Last week’s column, Great Hockey Games Involving Canadians came about when I was reminded of a list of such games that I was asked to compile for the 1978 book The Canadian Book of Lists. In that column I mentioned that I had another list in the book, which was The Ten Most Common Personal Financial Planning Mistakes, and that I would also revisit that list to determine what changes I feel took place over the last thirty-five years. Let’s begin with the 1978 list.

          1. Buying too much on credit.

          2. Borrowing at the wrong places: for example, borrowing from a finance company when the loan would be cheaper at a bank.

          3. Not paying off debt as quickly as possible, particularly credit cards and charge accounts, where the interest expense is exhorbitant.

          4. Owning a car when you can't really afford one, or buying one more expensive than you can afford.

         5. Renting instead of buying living accommodation.

         6. Not budgeting for expenditures which arise irregularly, such as insurance, vacation, Christmas, TV cable, subscriptions.

        7. Not budgeting at all.

        8. Buying on impulse instead of shopping around and evaluating alternatives.

        9. When investing, trying to make a quick buck instead of going for a slower, surer return.

      10. Making investments such as savings accounts or whole life insurance policies, on which the interet rate does not keep pace with inflation, with the result that one is actually losing money.

         That was thirty-five years ago, so, what changes would I make today? Just two:would drop numbers 4 and 10.

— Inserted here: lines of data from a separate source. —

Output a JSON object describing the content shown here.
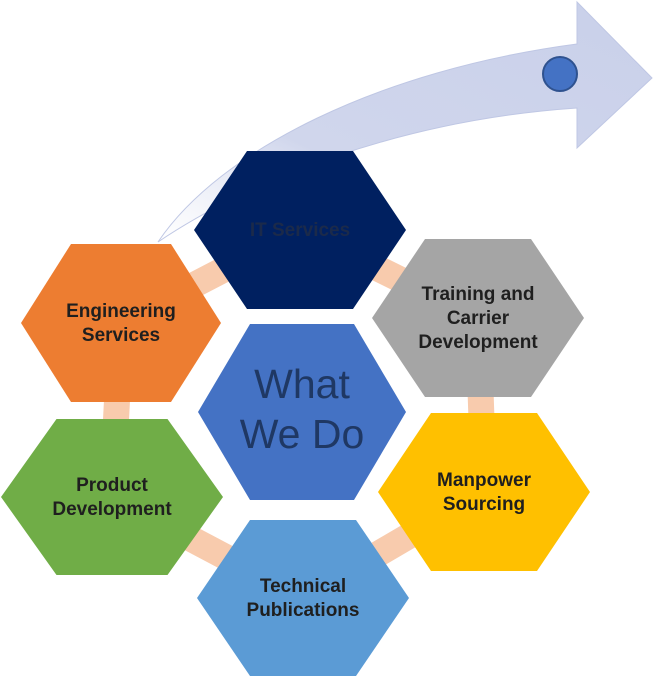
{
  "center": {
    "lines": [
      "What",
      "We Do"
    ],
    "fill": "#4472C4",
    "text_color": "#1F3864"
  },
  "services": [
    {
      "key": "it",
      "lines": [
        "IT Services"
      ],
      "fill": "#002060",
      "text_color": "#1B2A4A"
    },
    {
      "key": "training",
      "lines": [
        "Training and",
        "Carrier",
        "Development"
      ],
      "fill": "#A5A5A5",
      "text_color": "#1F1F1F"
    },
    {
      "key": "manpower",
      "lines": [
        "Manpower",
        "Sourcing"
      ],
      "fill": "#FFC000",
      "text_color": "#1F1F1F"
    },
    {
      "key": "technical",
      "lines": [
        "Technical",
        "Publications"
      ],
      "fill": "#5B9BD5",
      "text_color": "#1F1F1F"
    },
    {
      "key": "product",
      "lines": [
        "Product",
        "Development"
      ],
      "fill": "#70AD47",
      "text_color": "#1F1F1F"
    },
    {
      "key": "engineering",
      "lines": [
        "Engineering",
        "Services"
      ],
      "fill": "#ED7D31",
      "text_color": "#1F1F1F"
    }
  ],
  "colors": {
    "arrow_fill": "#D0D6EC",
    "arrow_stroke": "#BFC7E4",
    "dot_fill": "#4472C4",
    "dot_stroke": "#2F528F",
    "connector": "#F8CBAD"
  }
}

          Even though it is a personal financial planning mistake to own a car you can’t afford, I suspect that number four got on the 1978 list because the editors asked me to rank the mistakes in order of frequency, not in order of devastation. It certainly wouldn’t qualify for the list today.

           Number ten was on the list because inflation was a major problem back then and people were being fleeced by “investing” in whole life insurance policies that overwhelmingly favoured the insurance companies. Today, inflation is not a major problem and people are far savvier when it comes to buying life insurance.

           The replacements for numbers four and ten would rank at number nine and ten on my current list. (See my January 21, 2012 column for the complete list and reasons.)

           Current number nine is: Making investments that you can’t really afford. If you have to borrow money to make an investment then you have to consider whether you can really afford it. If you borrow to buy stocks, mutual funds, or a condo to rent out, sharp increases in interest rates, significant drops in the market, or the need to get your cash back for other purposes could all force you into panic moves prompting you to sell at a loss. And in these cases the loss is usually significant. On the other hand, if you can afford the investment you can wait out such financial storms. This mistake was around thirty-five years ago and should have been on the list rather than the warning about cars.

           Current number ten is: Thinking the future will take care of itself. It’s well recognized these days that we have to plan prudently for long-term requirements such as children’s education and our own retirement. We also have to prepare as well as we can for emergencies such as the death of a breadwinner, the collapse of a business, the return of high inflation, or spiralling interest rates. But, back in 1978 this was not the prevailing attitude. I’ll give you two illustrations.

           Around the time I prepared the original list I often hosted financial phone-in shows on CFRB 1010 in Toronto. When I cautioned callers about retirement planning, invariably I would be told that they had gold-plated pension plans that would more than adequately take care of them. I wonder how many of them worked for Nortel or GM.

          I remember attending a lecture in the mid 1970s, given by one of the most respected economists of the day. He actually said that anyone who was saving money for their children’s education was crazy because within ten years all education in Canada, from kindergarten to a Phd, would be free. Which reminds me of my favourite definition of an economist: an economist is a person who, if you lose your telephone number, will estimate it for you.